Car ces étudiants migrants du monde colonisé se regroupent en association qui deviennent vite des organisations politiques jouant un rôle majeur dans la familiarisation de la lutte anti-impérialiste. Ainsi en est-il de l’AEMNA qui devient le vivier de futurs leaders politiques de Tunisie et du Maroc. Goebel rappelle que les étudiants voyagèrent entre Paris et leurs pays d’origine, créant des boucles de rétroaction. Et il formule l’hypothèse que certains soulèvements furent directement le fruit de ces va-et-vient : il en serait ainsi du mouvement du 30-Mai à Shanghai en 1925, qui fut financé par les rapatriés de France. La presse que développe ces associations (notamment Le Paria) joue aussi un rôle très important dans ce phénomène : à Paris, « centre d’informations », s’écrient et se publient des textes bien plus radicaux que dans les pays d’origine.

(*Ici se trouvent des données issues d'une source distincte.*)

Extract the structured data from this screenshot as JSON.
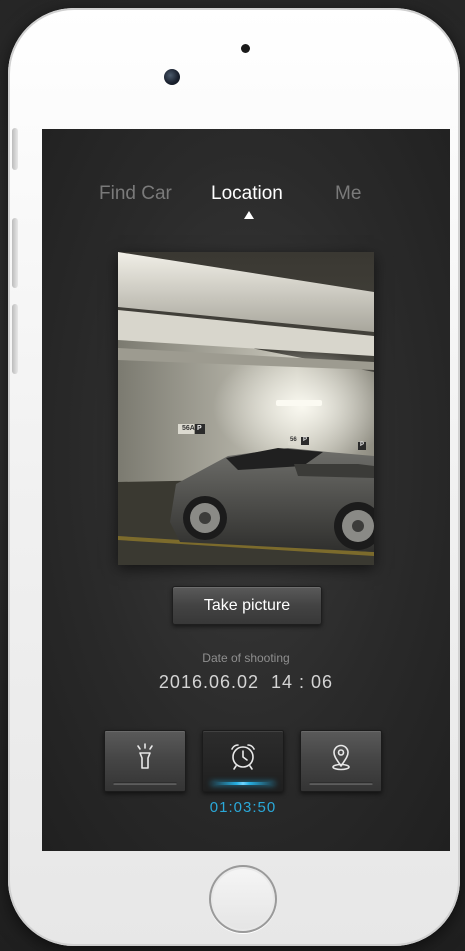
{
  "tabs": {
    "find_car": "Find Car",
    "location": "Location",
    "me": "Me",
    "active": "Location"
  },
  "photo": {
    "signs": [
      "56A",
      "P",
      "56",
      "P",
      "P"
    ]
  },
  "actions": {
    "take_picture": "Take picture"
  },
  "shooting": {
    "label": "Date of shooting",
    "value": "2016.06.02  14 : 06"
  },
  "tools": {
    "items": [
      {
        "icon": "flashlight-icon",
        "active": false
      },
      {
        "icon": "alarm-clock-icon",
        "active": true
      },
      {
        "icon": "map-pin-icon",
        "active": false
      }
    ],
    "timer": "01:03:50"
  },
  "colors": {
    "accent": "#2aa8d8",
    "screen_bg": "#2a2a2a",
    "phone_body": "#f1f1f1"
  }
}
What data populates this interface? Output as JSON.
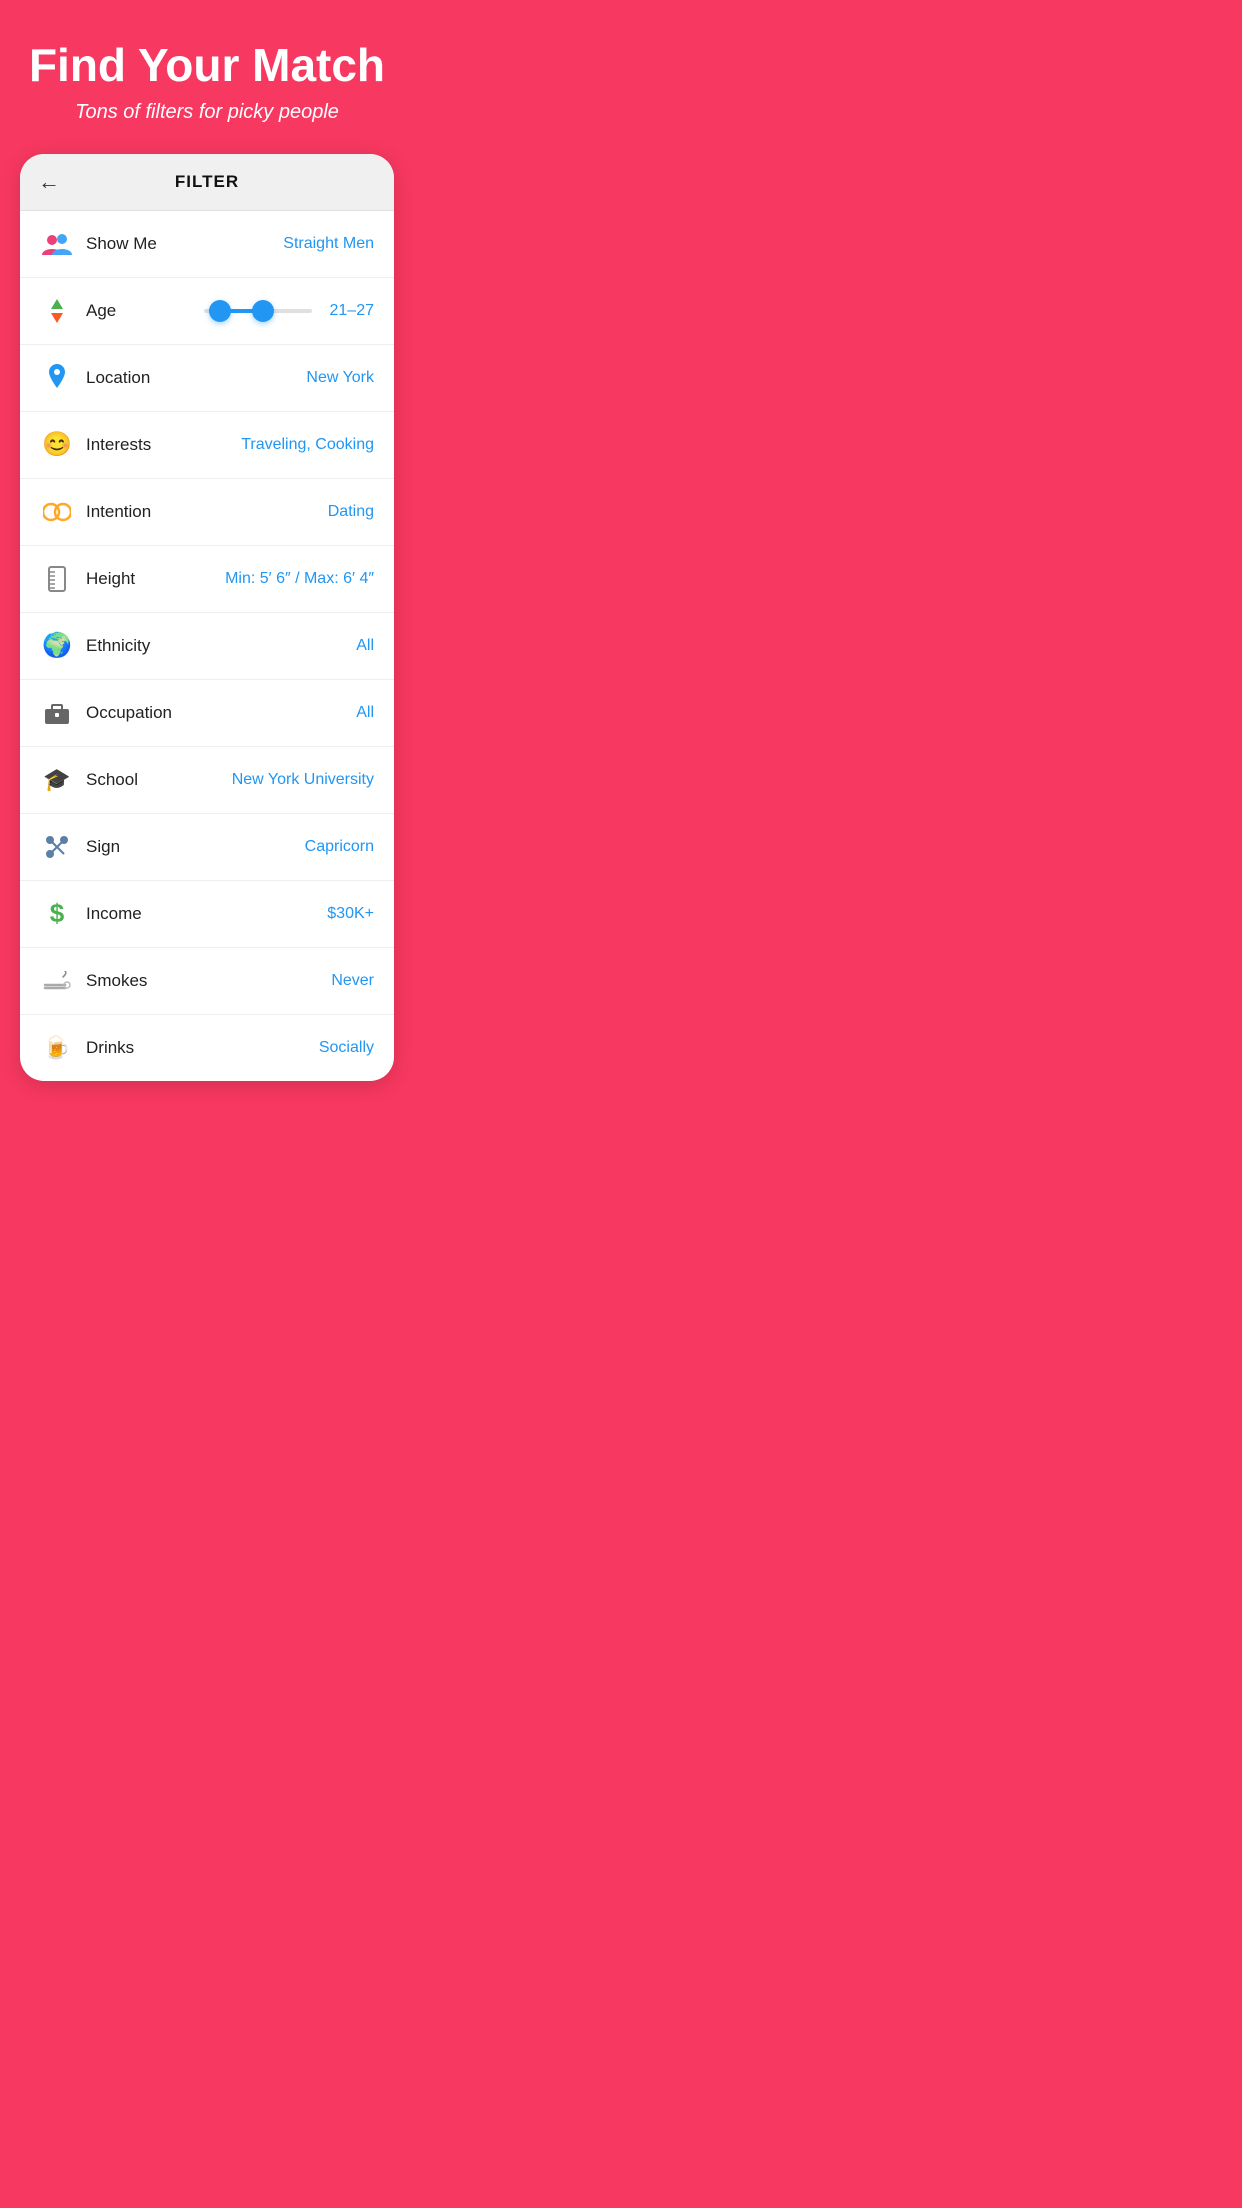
{
  "hero": {
    "title": "Find Your Match",
    "subtitle": "Tons of filters for picky people"
  },
  "header": {
    "back_label": "←",
    "title": "FILTER"
  },
  "filters": [
    {
      "id": "show-me",
      "label": "Show Me",
      "value": "Straight Men",
      "icon_type": "people"
    },
    {
      "id": "age",
      "label": "Age",
      "value": "21–27",
      "icon_type": "age"
    },
    {
      "id": "location",
      "label": "Location",
      "value": "New York",
      "icon_type": "location"
    },
    {
      "id": "interests",
      "label": "Interests",
      "value": "Traveling, Cooking",
      "icon_type": "interests"
    },
    {
      "id": "intention",
      "label": "Intention",
      "value": "Dating",
      "icon_type": "intention"
    },
    {
      "id": "height",
      "label": "Height",
      "value": "Min: 5′ 6″ / Max: 6′ 4″",
      "icon_type": "height"
    },
    {
      "id": "ethnicity",
      "label": "Ethnicity",
      "value": "All",
      "icon_type": "ethnicity"
    },
    {
      "id": "occupation",
      "label": "Occupation",
      "value": "All",
      "icon_type": "occupation"
    },
    {
      "id": "school",
      "label": "School",
      "value": "New York University",
      "icon_type": "school"
    },
    {
      "id": "sign",
      "label": "Sign",
      "value": "Capricorn",
      "icon_type": "sign"
    },
    {
      "id": "income",
      "label": "Income",
      "value": "$30K+",
      "icon_type": "income"
    },
    {
      "id": "smokes",
      "label": "Smokes",
      "value": "Never",
      "icon_type": "smokes"
    },
    {
      "id": "drinks",
      "label": "Drinks",
      "value": "Socially",
      "icon_type": "drinks"
    }
  ]
}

Michael Goebel, Paris, capitale du tiers monde

Hô Chi Minh au Congrès de Tours, en 1920

L’historien ne néglige aucun aspect de cette migration décisive – à commencer par les conditions de vie de ces migrants en France ; il envisage dans un beau chapitre les rapports que ces organisations ont avec la gauche française et singulièrement le Parti communiste ; l’AEMNA est ainsi foncièrement anticommuniste, tandis que les jeunes Chinois sont très tôt proches du PCF. Puis, dans un chapitre essentiel, il montre comment cet anti-impérialisme se marie, non sans difficulté d’abord, avec l’esprit républicain dont beaucoup font l’expérience pour la première fois. La Ligue des droits de l’homme relève de cet agencement : dans certaines organisations, on se met à s’adresser aux autres militants en les appelant « citoyen » ; autrement dit, s’invente, selon l’historien, une Lingua franca révolutionnaire. Beaucoup d’autres aspects de ces migrations sont problématisés dans l’ouvrage, qui dresse non pas seulement une cartographie mais une géologie méconnue de ce Paris où l’on croise Hô chi Minh, Léopold Sédar Senghor, l’indien M. N. Roy ou encore C. L. R. James et Messali Hadj. Loin de la carte postale pittoresque d’un Paris-monde avec ses « nègres gréco-latins », Goebel dresse la peinture d’une capitale habitée par ceux qui contribuèrent à sa chute.